Monday, December 5, 2011

Another Way to Cut Taxes


In the current economic climate, policy makers have dual fears of raising taxes, and cutting government spending for fear of corresponding changes in GDP.  At the same time, policy makers are concerned about large and growing national debt totals.  Clearly, both all of these are important priorities and somewhat in conflict with one another.  This is where reducing regulatory taxes can provide an important third way to promote growth even as the federal government begins reconciling deficits.


Philip Howard of Common Good recently wrote a terrific op-ed in the Wall Street Journal “How to Overhaul Regulation” is a very interesting take on what substantive regulatory reform could look like.  He identifies the key underlying problems inherent within most modern American regulations: their complexity and their universality.  Regulation overhauls should be seen as an incredible opportunity for the federal government to effectively offer businesses tax breaks without affecting government income.  Government income would likely increase due to increased efficiency and corresponding general reductions in price levels.
Regulations, at their best, help solve market problems.  These problems might ensure that producers are not damaging shared resources, or if they are that they are, these damages do not become externalities.  That is, that the producer is the one who pays for damages, and prices those damages into their products for consumers to ultimately pay.
All regulations add costs for firms.  The first cost is that of information.  Understanding a regulation’s impact on an individual firm must be borne out before substantial investments are made.  When information costs are high (as they are when regulations become complex), they become a substantial burden on firms.  Large firms are able to employ economies of scale to minimize these costs, but small firms are not.  This is why small firms are dramatically more impacted by this feature.  Howard’s idea of regulating small firms differently is an important idea.  Laws are meant to be evenly applied throughout society, but when regulations that come from those laws are universally used, they affect firms disproportionately.  Then they become unfair to small firms.
Heavily regulated industries can become dominated by large firms as smaller competitors drop out.  These regulations act as barriers to entry which reduces competition and causes consumers to be harmed twice by this regulation.  First the consumer is harmed by the regulatory costs, which are ultimately passed on to the consumer.  Then the consumer is harmed by decreased competition and potential monopolistic market conditions.
As Howard describes, “Regulators try to imagine every possible mistake and then dictate a solution.  The complexity is astounding.”  Regulations should be observed from an information economics perspective.  One way that the federal government could help American firms is by estimating how much time it would take a lawyer or an ordinary business person to read and implement a regulation.  Departments could issue guidelines about what an appropriate range of time for agencies to target, as these should be considered costs for the businesses and as they pass these costs on, consumers.  The reduction in information costs could be seen as a very real tax cut for American businesses and therefore consumers.  Regulations have often been seen in economics as taxes because they incur costs and are compulsory. (Posner)

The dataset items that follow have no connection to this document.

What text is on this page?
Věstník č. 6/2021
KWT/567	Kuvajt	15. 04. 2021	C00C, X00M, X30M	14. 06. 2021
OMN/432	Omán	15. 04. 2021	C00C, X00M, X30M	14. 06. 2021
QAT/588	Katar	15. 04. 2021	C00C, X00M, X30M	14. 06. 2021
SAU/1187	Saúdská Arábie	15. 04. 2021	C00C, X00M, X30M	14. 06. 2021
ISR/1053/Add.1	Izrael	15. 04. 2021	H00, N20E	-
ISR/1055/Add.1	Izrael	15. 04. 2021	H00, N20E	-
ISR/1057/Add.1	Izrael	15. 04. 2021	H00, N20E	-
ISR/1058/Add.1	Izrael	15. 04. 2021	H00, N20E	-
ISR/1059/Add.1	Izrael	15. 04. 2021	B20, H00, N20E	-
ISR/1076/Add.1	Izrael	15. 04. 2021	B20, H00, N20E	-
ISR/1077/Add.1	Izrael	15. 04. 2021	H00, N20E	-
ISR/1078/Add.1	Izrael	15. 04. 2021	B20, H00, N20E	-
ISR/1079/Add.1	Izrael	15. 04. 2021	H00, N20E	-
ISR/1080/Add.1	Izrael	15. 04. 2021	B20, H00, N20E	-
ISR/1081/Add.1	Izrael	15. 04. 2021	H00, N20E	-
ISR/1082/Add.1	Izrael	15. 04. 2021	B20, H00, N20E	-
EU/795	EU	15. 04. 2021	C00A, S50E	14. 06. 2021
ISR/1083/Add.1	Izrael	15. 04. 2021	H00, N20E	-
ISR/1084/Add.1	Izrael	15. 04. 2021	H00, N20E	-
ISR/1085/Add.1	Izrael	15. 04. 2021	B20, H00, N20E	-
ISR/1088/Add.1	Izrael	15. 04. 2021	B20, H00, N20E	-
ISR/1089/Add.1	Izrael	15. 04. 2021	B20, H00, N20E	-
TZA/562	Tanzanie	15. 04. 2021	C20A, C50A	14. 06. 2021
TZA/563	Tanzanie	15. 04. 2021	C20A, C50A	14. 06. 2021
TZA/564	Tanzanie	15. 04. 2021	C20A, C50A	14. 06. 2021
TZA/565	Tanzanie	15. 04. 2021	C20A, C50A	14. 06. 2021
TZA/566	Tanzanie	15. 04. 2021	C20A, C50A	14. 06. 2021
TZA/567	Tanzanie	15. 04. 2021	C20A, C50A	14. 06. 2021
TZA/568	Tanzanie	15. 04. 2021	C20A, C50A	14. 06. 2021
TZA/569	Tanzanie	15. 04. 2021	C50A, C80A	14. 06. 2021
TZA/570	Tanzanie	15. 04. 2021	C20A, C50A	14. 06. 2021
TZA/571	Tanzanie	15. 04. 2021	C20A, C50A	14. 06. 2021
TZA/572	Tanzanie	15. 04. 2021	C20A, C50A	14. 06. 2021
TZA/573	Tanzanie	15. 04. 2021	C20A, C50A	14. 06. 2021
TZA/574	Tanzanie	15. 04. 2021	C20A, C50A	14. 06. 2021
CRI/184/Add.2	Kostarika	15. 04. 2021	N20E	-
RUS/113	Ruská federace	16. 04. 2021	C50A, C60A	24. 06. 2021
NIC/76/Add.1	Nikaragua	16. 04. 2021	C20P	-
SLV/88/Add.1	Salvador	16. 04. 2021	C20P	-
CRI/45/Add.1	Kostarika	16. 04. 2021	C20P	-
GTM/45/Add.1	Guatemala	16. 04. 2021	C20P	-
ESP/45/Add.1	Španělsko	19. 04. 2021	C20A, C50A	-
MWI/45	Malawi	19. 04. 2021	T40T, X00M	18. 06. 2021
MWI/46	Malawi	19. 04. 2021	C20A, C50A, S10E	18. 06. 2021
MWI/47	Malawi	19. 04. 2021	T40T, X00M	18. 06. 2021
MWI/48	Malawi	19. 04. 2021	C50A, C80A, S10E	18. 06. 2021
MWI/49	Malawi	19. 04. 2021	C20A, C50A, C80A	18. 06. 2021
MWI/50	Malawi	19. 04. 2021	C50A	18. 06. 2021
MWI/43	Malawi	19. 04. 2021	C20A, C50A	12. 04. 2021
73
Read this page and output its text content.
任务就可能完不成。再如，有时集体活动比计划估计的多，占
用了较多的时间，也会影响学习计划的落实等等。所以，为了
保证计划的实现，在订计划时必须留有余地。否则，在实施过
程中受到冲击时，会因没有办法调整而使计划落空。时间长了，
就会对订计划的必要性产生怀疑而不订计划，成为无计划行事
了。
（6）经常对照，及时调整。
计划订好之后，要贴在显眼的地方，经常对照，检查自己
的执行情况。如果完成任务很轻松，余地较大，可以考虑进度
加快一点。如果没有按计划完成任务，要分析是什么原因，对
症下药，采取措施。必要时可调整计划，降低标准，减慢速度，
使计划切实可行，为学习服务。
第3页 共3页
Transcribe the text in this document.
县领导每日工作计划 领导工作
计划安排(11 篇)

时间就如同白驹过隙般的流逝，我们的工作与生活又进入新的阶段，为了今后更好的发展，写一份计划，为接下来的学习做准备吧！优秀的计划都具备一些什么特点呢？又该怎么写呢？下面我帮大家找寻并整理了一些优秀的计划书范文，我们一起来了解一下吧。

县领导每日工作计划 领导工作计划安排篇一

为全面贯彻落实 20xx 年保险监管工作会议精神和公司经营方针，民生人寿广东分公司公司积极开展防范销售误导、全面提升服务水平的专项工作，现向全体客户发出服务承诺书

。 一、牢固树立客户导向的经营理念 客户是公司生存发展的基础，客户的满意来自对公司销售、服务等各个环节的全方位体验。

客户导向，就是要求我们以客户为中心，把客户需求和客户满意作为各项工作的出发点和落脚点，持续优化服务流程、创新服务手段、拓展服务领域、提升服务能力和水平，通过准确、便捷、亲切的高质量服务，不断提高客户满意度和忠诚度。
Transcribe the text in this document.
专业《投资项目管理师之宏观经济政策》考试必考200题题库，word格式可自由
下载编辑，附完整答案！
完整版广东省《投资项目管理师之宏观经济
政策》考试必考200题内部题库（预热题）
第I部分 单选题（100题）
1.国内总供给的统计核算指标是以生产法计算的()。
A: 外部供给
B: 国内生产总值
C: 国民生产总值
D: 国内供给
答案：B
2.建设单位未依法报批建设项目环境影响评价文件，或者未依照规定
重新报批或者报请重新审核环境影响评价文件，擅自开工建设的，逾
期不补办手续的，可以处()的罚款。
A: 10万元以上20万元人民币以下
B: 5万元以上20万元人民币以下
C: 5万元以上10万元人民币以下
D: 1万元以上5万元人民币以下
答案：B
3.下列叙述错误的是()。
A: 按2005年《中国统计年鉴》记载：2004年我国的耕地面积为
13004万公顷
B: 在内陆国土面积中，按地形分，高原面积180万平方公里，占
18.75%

The Obama administration has made regulatory changes including simplifications, especially through the Office of Information and Regulatory Affairs.  President Obama has made this a priority through Executive Order “Improving Regulations and Regulatory Review.”  This is an important mandate by the President at a time when American market flexibility is needed to meet increasing strong competition from global trade. 

The order stresses that agencies "facilitate the periodic review of existing significant regulations, agencies shall consider how best to promote retrospective analysis of rules that may be outmoded, ineffective, insufficient, or excessively burdensome, and to modify, streamline, expand, or repeal them in accordance with what has been learned." 

As stated earlier, regulations are useful to correct market failures or behaviors in which completely free markets produce inefficient results.  Many or most regulations are also more complex than they need be to resolve these inefficient results.  Many regulations also inject rules that do not solve market inefficiency, but rather add to it (perhaps where it didn't exist in the first place).  As President Obama pointed out in his executive order, analysing which regulations promote market efficiency, and which aspects merely add to the billable hours of compliance lawyers should be a regular activity in the federal government.

Regulatory tax cuts could be used in concert with either real tax increases or reductions in government services to moderate their impacts on GDP.  The purpose of this would be to attempt deficit reconciliation during a weak economy.  Hopefully 2011 will be a year of regulatory tax cuts for American firms that could become more efficient and therefore more competitive.